Clockwise, TOP: traditional classroom learning (short segments); Far right: “Ms. Cluck” breast Bx demonstration; BOTTOM: FAST (focused abdominal sonography trauma) practice.

Procedural teaching is arguably best initially taught in simulation manner. Drs. Sheila Lee and Sheri Jordan (Breast Imaging) proctor residents and medical students in ultrasound-guided breast biopsy labs each block, and Drs. Ellie Lee and Katrina McGinty (Abdominal Imaging) join Dr. Sheila Lee in hands-on Ultrasound scanning with first-year residents early in residency.

In the introductory UME elective (RADY 401), students are taught to understand radiology’s participatory role in emergency medicine responses to life-or-death scenarios such as tension pneumothoraces and intracranial hemorrhages, discussing critical findings from anonymized cases in lecture format.
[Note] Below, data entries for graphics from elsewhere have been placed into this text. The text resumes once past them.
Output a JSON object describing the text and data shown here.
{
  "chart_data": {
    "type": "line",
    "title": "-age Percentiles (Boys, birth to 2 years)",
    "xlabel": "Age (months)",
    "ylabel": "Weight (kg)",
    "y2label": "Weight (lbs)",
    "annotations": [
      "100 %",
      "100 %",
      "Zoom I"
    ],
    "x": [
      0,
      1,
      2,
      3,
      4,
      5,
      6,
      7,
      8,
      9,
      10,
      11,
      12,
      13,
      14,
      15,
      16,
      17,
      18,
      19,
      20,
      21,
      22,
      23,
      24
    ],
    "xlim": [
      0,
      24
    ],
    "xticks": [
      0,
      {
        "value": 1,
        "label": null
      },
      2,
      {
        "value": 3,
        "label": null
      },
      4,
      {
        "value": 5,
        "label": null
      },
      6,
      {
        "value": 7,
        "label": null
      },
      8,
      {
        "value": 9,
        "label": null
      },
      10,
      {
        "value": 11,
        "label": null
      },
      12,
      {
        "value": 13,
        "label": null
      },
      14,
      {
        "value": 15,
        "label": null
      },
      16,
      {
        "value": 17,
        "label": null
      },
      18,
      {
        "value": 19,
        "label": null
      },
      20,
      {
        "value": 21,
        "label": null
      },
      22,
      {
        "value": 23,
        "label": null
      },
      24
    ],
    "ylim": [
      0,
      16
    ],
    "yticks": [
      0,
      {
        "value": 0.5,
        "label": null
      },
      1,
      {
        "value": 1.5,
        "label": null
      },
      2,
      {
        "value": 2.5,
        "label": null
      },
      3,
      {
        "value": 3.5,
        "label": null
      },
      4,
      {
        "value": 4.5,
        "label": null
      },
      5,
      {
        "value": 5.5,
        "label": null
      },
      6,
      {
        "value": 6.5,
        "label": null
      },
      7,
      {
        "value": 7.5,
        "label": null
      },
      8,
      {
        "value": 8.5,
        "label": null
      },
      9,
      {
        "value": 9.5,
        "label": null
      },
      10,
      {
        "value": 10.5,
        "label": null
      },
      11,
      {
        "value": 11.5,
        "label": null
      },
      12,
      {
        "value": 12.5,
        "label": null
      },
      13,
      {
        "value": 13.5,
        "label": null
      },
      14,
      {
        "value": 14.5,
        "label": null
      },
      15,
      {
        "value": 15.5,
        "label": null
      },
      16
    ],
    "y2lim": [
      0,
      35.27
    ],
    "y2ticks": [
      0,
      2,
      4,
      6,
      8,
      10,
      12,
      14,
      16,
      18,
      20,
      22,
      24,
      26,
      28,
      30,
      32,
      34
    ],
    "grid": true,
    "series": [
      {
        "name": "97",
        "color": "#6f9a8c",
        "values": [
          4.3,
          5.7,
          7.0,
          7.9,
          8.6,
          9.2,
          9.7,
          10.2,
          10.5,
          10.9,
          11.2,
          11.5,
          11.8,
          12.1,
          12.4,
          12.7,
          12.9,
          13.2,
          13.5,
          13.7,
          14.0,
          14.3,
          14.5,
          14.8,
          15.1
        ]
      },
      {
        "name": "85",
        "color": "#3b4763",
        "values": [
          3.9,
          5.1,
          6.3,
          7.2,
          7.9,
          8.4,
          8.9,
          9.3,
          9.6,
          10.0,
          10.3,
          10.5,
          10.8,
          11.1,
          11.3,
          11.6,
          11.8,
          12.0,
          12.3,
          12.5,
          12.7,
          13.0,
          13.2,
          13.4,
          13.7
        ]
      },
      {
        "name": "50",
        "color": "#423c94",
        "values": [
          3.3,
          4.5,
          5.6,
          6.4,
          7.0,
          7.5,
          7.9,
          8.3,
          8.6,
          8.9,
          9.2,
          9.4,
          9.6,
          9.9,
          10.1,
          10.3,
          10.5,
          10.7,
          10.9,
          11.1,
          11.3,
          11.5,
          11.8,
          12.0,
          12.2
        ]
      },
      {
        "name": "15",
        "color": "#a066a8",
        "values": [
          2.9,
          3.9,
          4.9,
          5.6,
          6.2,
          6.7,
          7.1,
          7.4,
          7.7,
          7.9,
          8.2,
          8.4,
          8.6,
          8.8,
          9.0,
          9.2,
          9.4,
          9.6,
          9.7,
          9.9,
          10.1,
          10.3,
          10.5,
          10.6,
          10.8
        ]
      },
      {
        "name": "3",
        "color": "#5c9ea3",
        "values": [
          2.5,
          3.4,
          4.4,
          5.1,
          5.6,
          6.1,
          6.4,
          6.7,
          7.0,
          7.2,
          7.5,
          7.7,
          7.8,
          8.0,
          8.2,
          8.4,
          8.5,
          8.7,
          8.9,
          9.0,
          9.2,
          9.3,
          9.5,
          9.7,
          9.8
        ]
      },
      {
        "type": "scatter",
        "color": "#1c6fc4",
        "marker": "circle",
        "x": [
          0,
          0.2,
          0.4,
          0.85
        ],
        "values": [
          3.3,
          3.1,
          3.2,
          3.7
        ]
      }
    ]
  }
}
An empty reading room then provides a simulated setting for student groups to formulate ‘Critical Results’ diagnostic interpretations and present their findings using PACS tools.

On experiential learning, the RADY 401 course director, Dr. Oldan, states: “For a [UME] intro course, we want students to learn and apply fundamentals right away. Traditional lecture- and textbook-based teaching is important in providing a foundation, but simulation lets students discuss a case as a group, make findings, and formulate a diagnosis. They’re more engaged in trying to find the solution, in the ideal non-classroom setting – a reading room.”

Many avenues lie ahead for faculty to facilitate GME and UME experiential learning. In late 2019, the SOM begins work on a new education building to replace venerable Berryhill Hall. Projected to open in 2022, the Med Ed Building will introduce more experiential and immersive learning spaces for UME and GME teaching.

Dr. Jordan brings considerable UME and GME leadership experience to recently joining forces with SIM Lab leadership Dr. Benny Joyner and Director of Assessment Julie Messina to integrate simulation into the Foundation (pre-clinical) and Application and Individualization (clinical) phases of the SOM’s Translational Education at Carolina (TEC) curriculum in advance of the new building’s completion.

Dr. Jordan recently expressed her perspective in a manuscript on millennials and medical education, praising both simulation and apprenticeship as “an enduring path for learning including self-assessment of learning needs, independent identification, analysis and synthesis of relevant information, and appraisal of the credibility of information sources.”

I believe it is imperative to continue growing simulation as an integral part of medical education for UNC’s GME and UME learners. If a new facility will soon provide even more experiential learning settings for them to conduct self-directed clinical care without risk to patient, UNC will continue to produce top-tier graduates who contribute optimal health outcomes in medicine and are top performers in the physician workforce.